论文标题
大型语言模型可以实施政策迭代
Large Language Models can Implement Policy Iteration
论文作者
论文摘要
这项工作介绍了使用基础模型,介绍了一种用于执行强化学习(RL)的算法(RL)。虽然将基础模型应用于RL已受到了广泛关注,但大多数方法都依赖(1)专家演示的策划(通过手动设计或特定于任务的预处理)或(2)使用梯度方法(适配器层的微调或培训)适应了感兴趣的任务。这两种技术都有缺点。收集示范是劳动密集型的,依靠它们的算法并不能胜过示威的专家。所有梯度技术都固有地缓慢,从而牺牲了使内在学习吸引力吸引人的“几乎没有”的质量。在这项工作中,我们提出了一种算法ICPI,该算法学会了无需专家演示或梯度执行RL任务。取而代之的是,我们提出了一种策略介绍方法,其中提示内容是整个学习源。 ICPI迭代地更新了通过与RL环境的试用和错误交互来从中衍生其策略的提示内容的内容。为了消除重量学习的作用(在哪些决策变压器之类的方法上),我们使用Codex演示了我们的算法,该语言模型是对我们对其进行评估的域而没有先验了解的语言模型。
This work presents In-Context Policy Iteration, an algorithm for performing Reinforcement Learning (RL), in-context, using foundation models. While the application of foundation models to RL has received considerable attention, most approaches rely on either (1) the curation of expert demonstrations (either through manual design or task-specific pretraining) or (2) adaptation to the task of interest using gradient methods (either fine-tuning or training of adapter layers).

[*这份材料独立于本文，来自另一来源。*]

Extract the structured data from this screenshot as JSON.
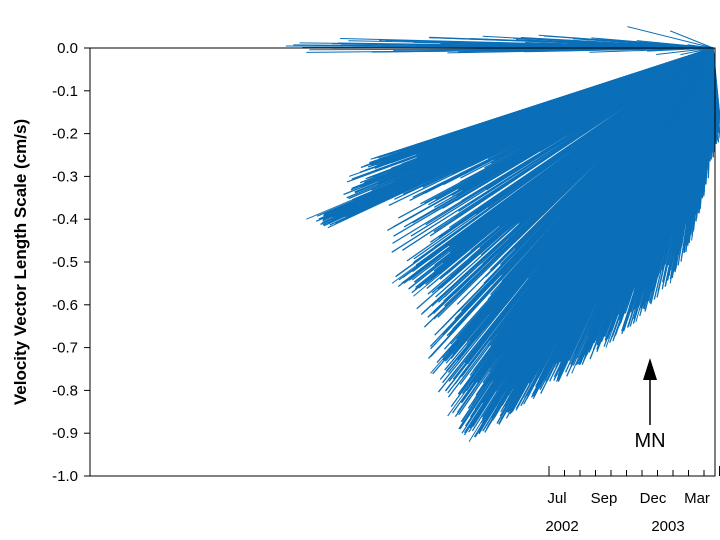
{
  "chart_data": {
    "type": "scatter",
    "subtype": "velocity-vector-stick-plot",
    "title": "",
    "ylabel": "Velocity Vector Length Scale (cm/s)",
    "xlabel": "",
    "ylim": [
      -1.0,
      0.0
    ],
    "yticks": [
      "0.0",
      "-0.1",
      "-0.2",
      "-0.3",
      "-0.4",
      "-0.5",
      "-0.6",
      "-0.7",
      "-0.8",
      "-0.9",
      "-1.0"
    ],
    "x_month_ticks": [
      "Jul",
      "Sep",
      "Dec",
      "Mar"
    ],
    "x_year_labels": [
      "2002",
      "2003"
    ],
    "grid": false,
    "color": "#0b6fb8",
    "north_arrow_label": "MN",
    "vector_origin": [
      0.0,
      0.0
    ],
    "approx_vector_tips": [
      {
        "x": -0.95,
        "y": -0.4
      },
      {
        "x": -0.9,
        "y": -0.42
      },
      {
        "x": -0.85,
        "y": -0.3
      },
      {
        "x": -0.8,
        "y": -0.26
      },
      {
        "x": -0.75,
        "y": -0.55
      },
      {
        "x": -0.7,
        "y": -0.58
      },
      {
        "x": -0.66,
        "y": -0.76
      },
      {
        "x": -0.62,
        "y": -0.86
      },
      {
        "x": -0.57,
        "y": -0.92
      },
      {
        "x": -0.5,
        "y": -0.88
      },
      {
        "x": -0.42,
        "y": -0.82
      },
      {
        "x": -0.33,
        "y": -0.76
      },
      {
        "x": -0.25,
        "y": -0.7
      },
      {
        "x": -0.18,
        "y": -0.64
      },
      {
        "x": -0.1,
        "y": -0.55
      },
      {
        "x": -0.05,
        "y": -0.45
      },
      {
        "x": 0.02,
        "y": -0.2
      },
      {
        "x": -0.3,
        "y": 0.02
      },
      {
        "x": -0.2,
        "y": 0.05
      },
      {
        "x": -0.1,
        "y": 0.04
      }
    ]
  }
}
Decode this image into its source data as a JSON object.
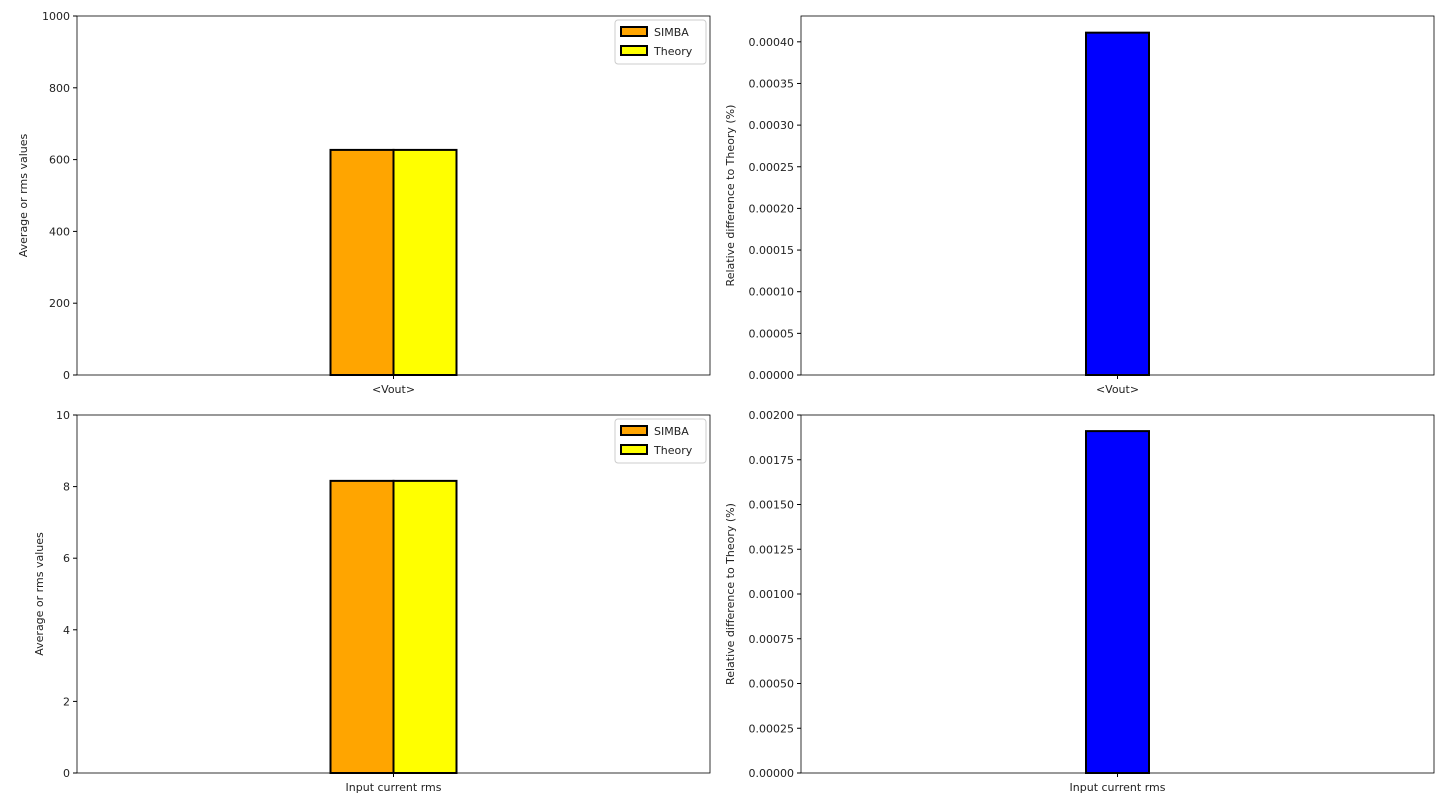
{
  "chart_data": [
    {
      "type": "bar",
      "categories": [
        "<Vout>"
      ],
      "series": [
        {
          "name": "SIMBA",
          "values": [
            627
          ],
          "color": "#ffa500"
        },
        {
          "name": "Theory",
          "values": [
            627
          ],
          "color": "#ffff00"
        }
      ],
      "xlabel": "",
      "ylabel": "Average or rms values",
      "ylim": [
        0,
        1000
      ],
      "yticks": [
        "0",
        "200",
        "400",
        "600",
        "800",
        "1000"
      ],
      "legend": "top-right",
      "grid": false
    },
    {
      "type": "bar",
      "categories": [
        "<Vout>"
      ],
      "series": [
        {
          "values": [
            0.000411
          ],
          "color": "#0000ff"
        }
      ],
      "xlabel": "",
      "ylabel": "Relative difference to Theory (%)",
      "ylim": [
        0,
        0.000431
      ],
      "yticks": [
        "0.00000",
        "0.00005",
        "0.00010",
        "0.00015",
        "0.00020",
        "0.00025",
        "0.00030",
        "0.00035",
        "0.00040"
      ],
      "grid": false
    },
    {
      "type": "bar",
      "categories": [
        "Input current rms"
      ],
      "series": [
        {
          "name": "SIMBA",
          "values": [
            8.16
          ],
          "color": "#ffa500"
        },
        {
          "name": "Theory",
          "values": [
            8.16
          ],
          "color": "#ffff00"
        }
      ],
      "xlabel": "",
      "ylabel": "Average or rms values",
      "ylim": [
        0,
        10
      ],
      "yticks": [
        "0",
        "2",
        "4",
        "6",
        "8",
        "10"
      ],
      "legend": "top-right",
      "grid": false
    },
    {
      "type": "bar",
      "categories": [
        "Input current rms"
      ],
      "series": [
        {
          "values": [
            0.00191
          ],
          "color": "#0000ff"
        }
      ],
      "xlabel": "",
      "ylabel": "Relative difference to Theory (%)",
      "ylim": [
        0,
        0.002
      ],
      "yticks": [
        "0.00000",
        "0.00025",
        "0.00050",
        "0.00075",
        "0.00100",
        "0.00125",
        "0.00150",
        "0.00175",
        "0.00200"
      ],
      "grid": false
    }
  ]
}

Both of these techniques have drawbacks. Collecting demonstrations is labor-intensive, and algorithms that rely on them do not outperform the experts from which the demonstrations were derived. All gradient techniques are inherently slow, sacrificing the "few-shot" quality that made in-context learning attractive to begin with. In this work, we present an algorithm, ICPI, that learns to perform RL tasks without expert demonstrations or gradients. Instead we present a policy-iteration method in which the prompt content is the entire locus of learning. ICPI iteratively updates the contents of the prompt from which it derives its policy through trial-and-error interaction with an RL environment. In order to eliminate the role of in-weights learning (on which approaches like Decision Transformer rely heavily), we demonstrate our algorithm using Codex, a language model with no prior knowledge of the domains on which we evaluate it.